Born in Northern Ireland digging old Blues, Soul and Skiffle, did Them, did Brown-eyed Girl, moved to Boston and lost everything, spent his time playing small gigs, discovered again by Warner Brothers...Astral Weeks, Moondance, Tupelo Honey, Saint Dominic's Preview and legend status. Not bad for a drunk kid from Northern Ireland with stage fright (seriously, which is why he sings live most of the time with his eyes closed) even though he is the master of probably every instrument that can be played. If you don't believe me check out the liner notes to one of his albums. Van Morrison: Lead Vocals, Guitar, Piano, Saxophone....endless.

Van's songwriting ability is on par with the greats but just as some of the Dead's best songs are Dylan covers, it is in "Bring it on Home to Me" that we can really hear the voracious growl alive in that fat four hundred pound frame of his. There really is no way to describe in words how powerful, fuck you inyourface his sound is while still keeping an intimate, shallow persona somewhere under all that diesel. Van's voice isn't a Chevelle with straight pipes, nor a locomotive running through West Texas or the Concorde scraping the sky. It is all those things at the same time.

The song itself is bare bones, no need for ketchup when you have fillet, fuck Phil Spector, who is he? Some asshole who should be in prison. There is a John Platania guitar behind the beef, quick riffs filling in the gaps, there's a fantastic Jack Schroer sax solo...how do I know it's Schroer? Because right before he begins Van wakes him up by screaming "JACK!" Combine that with a fluttery piano background that sounds as if it was coming out of an old Western Saloon and you have the melody.

The Voice, well there's Van playing with words like he has been known to do on stage:

"I gave you all themoneyIhadinthebank"
"If you ever change your mindwa"
"Leavin-a me behinda"


But more importantly like many in the Blues and Soul genres, each song is a oration by a preacher. It begins almost spoken until it becomes time to testify and testify comes a happening bringing down all the fire and brimstone-soul fused groove down from the Gods. Van is a fucking God, there is no doubt since "and if you EEEEEEEEEEEEEEEEEEEEEEEEEEEEEEEEEEEVER CHAAAAAANGGGGE YOUR MIIIIIINNNNNNDDA" could never come out of a mortal's voice box. In those words there's the hurt of every blown relationship in the world and the desperation of those whose lives have been destroyed by someone, there's Van passed out in a turkey bar up in Southie and Sam Cooke dead on the floor of the Hacienda Motel.

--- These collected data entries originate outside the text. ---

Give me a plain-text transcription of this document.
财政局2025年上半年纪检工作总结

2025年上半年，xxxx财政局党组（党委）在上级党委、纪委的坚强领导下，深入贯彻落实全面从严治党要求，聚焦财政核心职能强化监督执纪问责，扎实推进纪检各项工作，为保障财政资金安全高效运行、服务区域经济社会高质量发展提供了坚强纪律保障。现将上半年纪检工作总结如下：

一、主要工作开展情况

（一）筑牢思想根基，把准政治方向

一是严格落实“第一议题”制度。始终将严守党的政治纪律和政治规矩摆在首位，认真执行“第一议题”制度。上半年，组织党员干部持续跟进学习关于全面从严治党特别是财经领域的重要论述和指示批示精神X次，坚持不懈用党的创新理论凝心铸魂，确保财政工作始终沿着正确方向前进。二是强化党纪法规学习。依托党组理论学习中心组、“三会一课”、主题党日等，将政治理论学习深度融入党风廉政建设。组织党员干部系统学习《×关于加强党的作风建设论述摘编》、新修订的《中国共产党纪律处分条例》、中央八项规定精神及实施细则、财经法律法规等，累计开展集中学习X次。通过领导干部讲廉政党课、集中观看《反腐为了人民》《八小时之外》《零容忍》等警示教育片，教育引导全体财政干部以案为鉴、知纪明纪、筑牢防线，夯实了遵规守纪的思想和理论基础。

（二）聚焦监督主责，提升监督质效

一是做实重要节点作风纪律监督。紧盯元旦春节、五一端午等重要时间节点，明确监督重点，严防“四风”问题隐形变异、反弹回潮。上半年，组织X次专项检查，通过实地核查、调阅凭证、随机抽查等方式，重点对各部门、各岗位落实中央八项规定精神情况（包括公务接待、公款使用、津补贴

If you're one of the above mentioned, put the picture of that lost one in a place you can stare at it for awhile and throw this song on repeat, Go ahead and sing the song, no wait, scream this song just as Van has been doing for decades and dig down deep to find it. Down there is where that hurt is living and tearing away at your soul, once you let that sonofabitch out and into the ether it will be gone forever, Van is a modern day exorcist and that baritone has cured more than any crucifix or holy water ever has; he's four hundred pounds of sweaty, boozed soaked musical piety and his temple is open each and every day, "Bring it on Home to Me" is the Ave Maria of the cannon.